In conclusion, I firmly agree Scrum is just a tool!. You choose when and how to use it. Don’t be a slave to it!. Which means weave in team work practices such as Kanban and foster software development teams to adopt XP, TDD as part of the overall Agile framework that you need. The need being defined by the set of first order problems related to team work (individual) and Team Work (organizational) that you as part of a group are trying to solve.
As for the organizational team it will be of great help if you also map the value chain within your organization. This map addresses all the functions that are involved in product or service life cycle, from both the customer view point as well an internal view point. After all customer doesn’t see or experience all the pieces of the jigsaw that brings value to them. Use Lean principles to guide the Agile practices you are adopting and refine these based on your and the teams experience. After all much like a car engine that has to be tuned to match the organizational & team culture, with culture change being on a relatively slow time scale. Which means be patient with the teams and don’t rush to refine before you have some real evidence from the Teams in what is working and what isn’t. Most of all be pragmatic in your approach for nurturing Agile practices, and take great care not to read into the tea leaves of statistics of How well Teams (organizational level) are doing? based on a voting turn out in internal surveys that are lower then the turn out at a U.S election. I have witnessed this too, from those who have a vested interest in calling out the success of the fruits of their labor of rolling out Agile practices.

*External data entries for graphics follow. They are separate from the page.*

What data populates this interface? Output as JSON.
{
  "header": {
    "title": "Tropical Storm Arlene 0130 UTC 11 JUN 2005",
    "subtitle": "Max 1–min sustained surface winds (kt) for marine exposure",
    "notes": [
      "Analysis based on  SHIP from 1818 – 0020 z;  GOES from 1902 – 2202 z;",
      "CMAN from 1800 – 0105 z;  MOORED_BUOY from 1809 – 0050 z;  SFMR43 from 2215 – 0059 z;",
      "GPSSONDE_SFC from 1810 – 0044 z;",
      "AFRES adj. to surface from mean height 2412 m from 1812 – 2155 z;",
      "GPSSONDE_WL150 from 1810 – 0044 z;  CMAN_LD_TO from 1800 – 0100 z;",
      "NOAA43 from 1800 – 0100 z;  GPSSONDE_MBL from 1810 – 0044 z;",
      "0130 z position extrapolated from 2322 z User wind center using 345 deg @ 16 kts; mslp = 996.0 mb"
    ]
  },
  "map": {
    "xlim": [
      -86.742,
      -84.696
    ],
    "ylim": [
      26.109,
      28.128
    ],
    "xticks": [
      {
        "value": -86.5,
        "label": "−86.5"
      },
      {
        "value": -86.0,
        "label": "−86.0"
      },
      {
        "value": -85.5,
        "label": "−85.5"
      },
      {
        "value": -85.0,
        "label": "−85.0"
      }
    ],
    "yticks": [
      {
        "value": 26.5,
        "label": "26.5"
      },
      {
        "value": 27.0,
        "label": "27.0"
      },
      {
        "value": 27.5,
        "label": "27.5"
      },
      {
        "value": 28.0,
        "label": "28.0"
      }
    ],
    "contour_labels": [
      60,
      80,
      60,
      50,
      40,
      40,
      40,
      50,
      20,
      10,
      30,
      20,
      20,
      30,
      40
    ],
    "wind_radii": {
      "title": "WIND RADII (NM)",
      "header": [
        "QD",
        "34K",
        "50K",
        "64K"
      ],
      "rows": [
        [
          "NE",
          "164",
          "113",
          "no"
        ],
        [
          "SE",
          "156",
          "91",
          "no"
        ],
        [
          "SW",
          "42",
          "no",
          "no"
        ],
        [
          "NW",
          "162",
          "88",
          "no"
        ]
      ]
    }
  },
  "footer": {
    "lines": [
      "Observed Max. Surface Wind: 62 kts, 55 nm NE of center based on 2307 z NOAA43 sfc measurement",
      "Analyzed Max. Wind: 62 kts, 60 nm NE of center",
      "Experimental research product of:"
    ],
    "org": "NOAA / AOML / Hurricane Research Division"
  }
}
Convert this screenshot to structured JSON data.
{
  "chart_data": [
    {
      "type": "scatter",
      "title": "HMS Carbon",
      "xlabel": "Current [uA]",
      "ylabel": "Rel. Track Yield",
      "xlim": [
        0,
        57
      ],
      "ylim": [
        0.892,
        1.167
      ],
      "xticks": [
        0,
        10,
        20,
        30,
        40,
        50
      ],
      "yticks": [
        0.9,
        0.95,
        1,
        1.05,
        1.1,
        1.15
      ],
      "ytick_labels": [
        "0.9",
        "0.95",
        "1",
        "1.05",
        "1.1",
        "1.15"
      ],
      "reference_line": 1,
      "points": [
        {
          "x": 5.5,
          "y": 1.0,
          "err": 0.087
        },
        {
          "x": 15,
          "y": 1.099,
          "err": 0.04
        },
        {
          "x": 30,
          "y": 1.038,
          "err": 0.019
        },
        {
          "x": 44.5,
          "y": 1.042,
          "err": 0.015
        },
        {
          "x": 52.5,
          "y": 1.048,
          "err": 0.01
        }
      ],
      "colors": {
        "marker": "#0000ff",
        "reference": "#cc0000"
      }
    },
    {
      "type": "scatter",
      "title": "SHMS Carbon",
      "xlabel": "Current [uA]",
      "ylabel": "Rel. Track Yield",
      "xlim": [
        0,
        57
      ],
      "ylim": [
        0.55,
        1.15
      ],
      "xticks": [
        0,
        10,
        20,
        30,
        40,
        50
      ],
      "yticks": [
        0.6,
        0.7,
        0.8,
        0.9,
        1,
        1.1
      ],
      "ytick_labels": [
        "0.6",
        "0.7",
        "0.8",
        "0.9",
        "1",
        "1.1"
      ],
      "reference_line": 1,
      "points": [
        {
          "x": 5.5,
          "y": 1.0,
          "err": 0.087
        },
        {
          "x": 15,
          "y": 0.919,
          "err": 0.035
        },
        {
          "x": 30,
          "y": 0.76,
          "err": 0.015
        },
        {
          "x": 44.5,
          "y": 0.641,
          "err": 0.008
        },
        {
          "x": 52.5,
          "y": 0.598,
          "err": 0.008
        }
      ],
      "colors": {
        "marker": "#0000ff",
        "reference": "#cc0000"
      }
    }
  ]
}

Sure is difficult to be independent even in a Scrum and an Agile environment!.
As for pragmatic, I mean use base principles such as Lean to support the decision making and tune the Agile practices in your software development or otherwise work environment. These principles are tried and tested in many situations, from Lean manufacturing, construction to Lean Health care – and as such not unique for software development. Many have expressed the Lean principles, and currently I am using the following mnemonic D.E.A.D B.S.E (hey, this has nothing to do with the mad cow disease, far from it. It sure is a guide to preventing the effects of this within software development teams 🙂):
- Dilver as fast as possible
- Eliminate Waste
- Amplify Learning
- Delay Decision making
- Build in Integrity
- See the Whole
- Empower the Team
as a reminder to help any team that has to make a decision on some issue that hasn’t been previously encountered and past experience and know how does not point to a clear choice amongst a selection of options. It allows the team to shape Scrum practices and frames a more constructive team discussion then does knowing and doing the Scrum practices alone.